Why has Pengrowth Energy declined?
While Pengrowth is usually a stable income stock, it does tend to have more volatility after earnings. If I had to speculate, this recent decline has more to do with technical trends than with anything fundamentally wrong with the company.
Prior to the Q1 earnings report, Pengrowth was approaching the upper band of its bollinger bands. However, the stock price failed to breakout above this level. As a result Pengrowth's stock quickly fell towards the middle of this range and could still test the lower band at around $6.20 per share. As shown below, Pengrowth has previous had several such instances of this occurring YTD each with their own sharp pullback.
Is Pengrowth Energy still a buy?
Looking forward, Pengrowth still has a lot going for it. Its production was selling for elevated prices during the prior quarter, significantly boosting margins per BBL. In particular, its natural gas production realized pricing (unhedged) nearly doubled Q/Q.
Light oil prices, currently Pengrowth's bread and butter, surged to over $97 per BBL last quarter. I believe the current quarter's production is slated to sell at similar prices. In addition, realized pricing for heavy oil should remain decent as the discount to WTI narrows thanks to less pipeline bottlenecks and the increased use of rails for transporting crude. As for production numbers themselves, Pengrowth is likely to post a minor Q/Q decline, though FFO should remain robust thanks to improved pricing.
However, Pengrowth's greatest long-term catalyst remains Lindbergh. Phase I is estimated to produce around 12,500 BBL/D of thermal crude with a potential expansion to 50,000 BBL/D over the next five years. This production will provide a stable source of high netback production with a very modest decline rate. While legacy production will continue to slowly decline, Lindbergh will more than offset it this.
Starting in 2015, Pengrowth is projecting its FFO to increase by over 30% thanks to Lindbergh. Indeed, the production will be profitable enough that the company should be to fund the future expansions mostly with the incremental cash flow increases. Pengrowth has noted it will no longer need to sell assets or current production to fund Lindbergh capex.
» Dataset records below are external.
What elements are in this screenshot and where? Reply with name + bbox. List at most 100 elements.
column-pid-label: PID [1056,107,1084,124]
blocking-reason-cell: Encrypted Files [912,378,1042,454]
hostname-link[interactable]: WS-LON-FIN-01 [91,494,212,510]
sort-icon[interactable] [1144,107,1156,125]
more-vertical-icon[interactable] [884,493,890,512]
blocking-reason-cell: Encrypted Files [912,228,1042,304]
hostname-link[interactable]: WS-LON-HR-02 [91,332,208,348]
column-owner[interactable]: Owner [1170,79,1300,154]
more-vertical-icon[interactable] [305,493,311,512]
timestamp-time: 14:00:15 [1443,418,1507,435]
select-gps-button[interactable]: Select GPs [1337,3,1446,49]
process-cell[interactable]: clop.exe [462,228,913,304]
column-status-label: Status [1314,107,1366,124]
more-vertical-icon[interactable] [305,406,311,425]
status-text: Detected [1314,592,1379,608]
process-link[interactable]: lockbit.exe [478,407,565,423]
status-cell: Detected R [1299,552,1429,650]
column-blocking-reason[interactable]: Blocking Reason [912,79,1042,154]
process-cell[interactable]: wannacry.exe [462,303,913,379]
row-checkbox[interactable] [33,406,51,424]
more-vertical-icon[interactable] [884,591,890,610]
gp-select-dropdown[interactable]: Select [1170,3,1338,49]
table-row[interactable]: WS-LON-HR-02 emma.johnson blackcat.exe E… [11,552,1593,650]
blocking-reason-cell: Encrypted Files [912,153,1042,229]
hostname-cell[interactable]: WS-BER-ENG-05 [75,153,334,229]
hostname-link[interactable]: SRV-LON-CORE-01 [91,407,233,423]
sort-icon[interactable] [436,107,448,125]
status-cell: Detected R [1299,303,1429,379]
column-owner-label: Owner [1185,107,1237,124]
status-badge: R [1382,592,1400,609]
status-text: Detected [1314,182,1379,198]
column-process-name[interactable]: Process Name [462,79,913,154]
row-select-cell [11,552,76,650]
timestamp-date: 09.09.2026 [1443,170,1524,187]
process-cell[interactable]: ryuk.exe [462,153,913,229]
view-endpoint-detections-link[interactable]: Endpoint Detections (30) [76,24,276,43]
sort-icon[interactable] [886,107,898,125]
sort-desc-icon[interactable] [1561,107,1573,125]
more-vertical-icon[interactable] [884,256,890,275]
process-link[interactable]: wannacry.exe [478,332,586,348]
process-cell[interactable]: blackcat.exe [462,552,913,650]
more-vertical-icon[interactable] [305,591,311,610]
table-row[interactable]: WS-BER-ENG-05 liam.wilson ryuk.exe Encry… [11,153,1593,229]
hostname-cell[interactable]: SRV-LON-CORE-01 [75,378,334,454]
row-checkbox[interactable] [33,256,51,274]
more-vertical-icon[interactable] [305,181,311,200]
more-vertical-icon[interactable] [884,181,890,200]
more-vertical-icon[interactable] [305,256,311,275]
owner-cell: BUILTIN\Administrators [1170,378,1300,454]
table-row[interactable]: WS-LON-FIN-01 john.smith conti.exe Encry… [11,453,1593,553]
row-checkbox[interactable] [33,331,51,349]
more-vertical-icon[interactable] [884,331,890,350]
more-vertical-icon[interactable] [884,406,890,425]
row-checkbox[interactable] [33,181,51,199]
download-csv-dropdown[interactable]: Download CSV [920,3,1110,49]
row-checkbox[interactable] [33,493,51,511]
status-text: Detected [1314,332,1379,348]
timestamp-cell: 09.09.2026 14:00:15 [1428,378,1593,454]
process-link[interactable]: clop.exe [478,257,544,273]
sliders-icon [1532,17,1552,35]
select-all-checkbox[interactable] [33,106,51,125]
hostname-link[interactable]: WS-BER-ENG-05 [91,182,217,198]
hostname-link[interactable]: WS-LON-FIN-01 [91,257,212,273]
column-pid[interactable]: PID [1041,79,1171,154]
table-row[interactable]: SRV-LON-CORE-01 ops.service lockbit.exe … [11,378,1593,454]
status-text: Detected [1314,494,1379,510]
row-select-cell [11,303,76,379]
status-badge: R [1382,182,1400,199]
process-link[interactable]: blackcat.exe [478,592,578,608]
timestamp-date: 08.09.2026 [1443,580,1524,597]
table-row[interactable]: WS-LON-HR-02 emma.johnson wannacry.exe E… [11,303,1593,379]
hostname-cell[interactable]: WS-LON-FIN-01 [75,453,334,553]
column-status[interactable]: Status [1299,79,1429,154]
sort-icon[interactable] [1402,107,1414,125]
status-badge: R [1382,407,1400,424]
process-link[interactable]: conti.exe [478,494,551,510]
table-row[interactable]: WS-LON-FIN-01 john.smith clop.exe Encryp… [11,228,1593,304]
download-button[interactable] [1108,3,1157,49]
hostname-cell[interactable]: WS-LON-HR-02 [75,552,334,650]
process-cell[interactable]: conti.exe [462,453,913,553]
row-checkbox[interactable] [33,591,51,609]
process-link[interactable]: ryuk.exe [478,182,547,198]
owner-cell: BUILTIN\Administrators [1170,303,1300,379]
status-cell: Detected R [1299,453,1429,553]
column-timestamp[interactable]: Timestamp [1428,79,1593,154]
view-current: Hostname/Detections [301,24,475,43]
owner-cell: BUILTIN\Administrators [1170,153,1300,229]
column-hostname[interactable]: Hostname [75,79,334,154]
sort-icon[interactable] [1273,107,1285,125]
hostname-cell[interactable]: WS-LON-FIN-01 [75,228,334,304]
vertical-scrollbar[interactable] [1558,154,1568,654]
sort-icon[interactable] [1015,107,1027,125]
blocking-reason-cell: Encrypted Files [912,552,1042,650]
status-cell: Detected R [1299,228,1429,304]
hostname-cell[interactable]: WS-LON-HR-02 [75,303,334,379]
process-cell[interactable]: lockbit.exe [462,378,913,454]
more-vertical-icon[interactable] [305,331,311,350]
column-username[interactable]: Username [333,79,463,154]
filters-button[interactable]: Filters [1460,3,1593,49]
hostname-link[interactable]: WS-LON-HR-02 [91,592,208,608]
Pengrowth has been operating well considering that its focus is now almost entirely on getting Lindbergh up and running. However, with its legacy assets generating $1.00 per share of FFO per year, the stock is still pretty cheap even when assuming no growth. However, with Lindbergh slated to increase FFO to $1.31 per share, it becomes clear that the market is undervaluing the stock. Finally, while shareholders wait for Lindbergh to ramp up, Pengrowth is paying you for the wait with its nearly 7% yield, paid monthly. As a result, Pengrowth is among my highest conviction positions.
Disclaimer: The opinions in this article are for informational purposes only and should not be construed as a recommendation to buy or sell the stocks mentioned. Please do your own due diligence before making any investment decision.
Disclosure: I am long PGH. I wrote this article myself, and it expresses my own opinions. I am not receiving compensation for it (other than from Seeking Alpha). I have no business relationship with any company whose stock is mentioned in this article.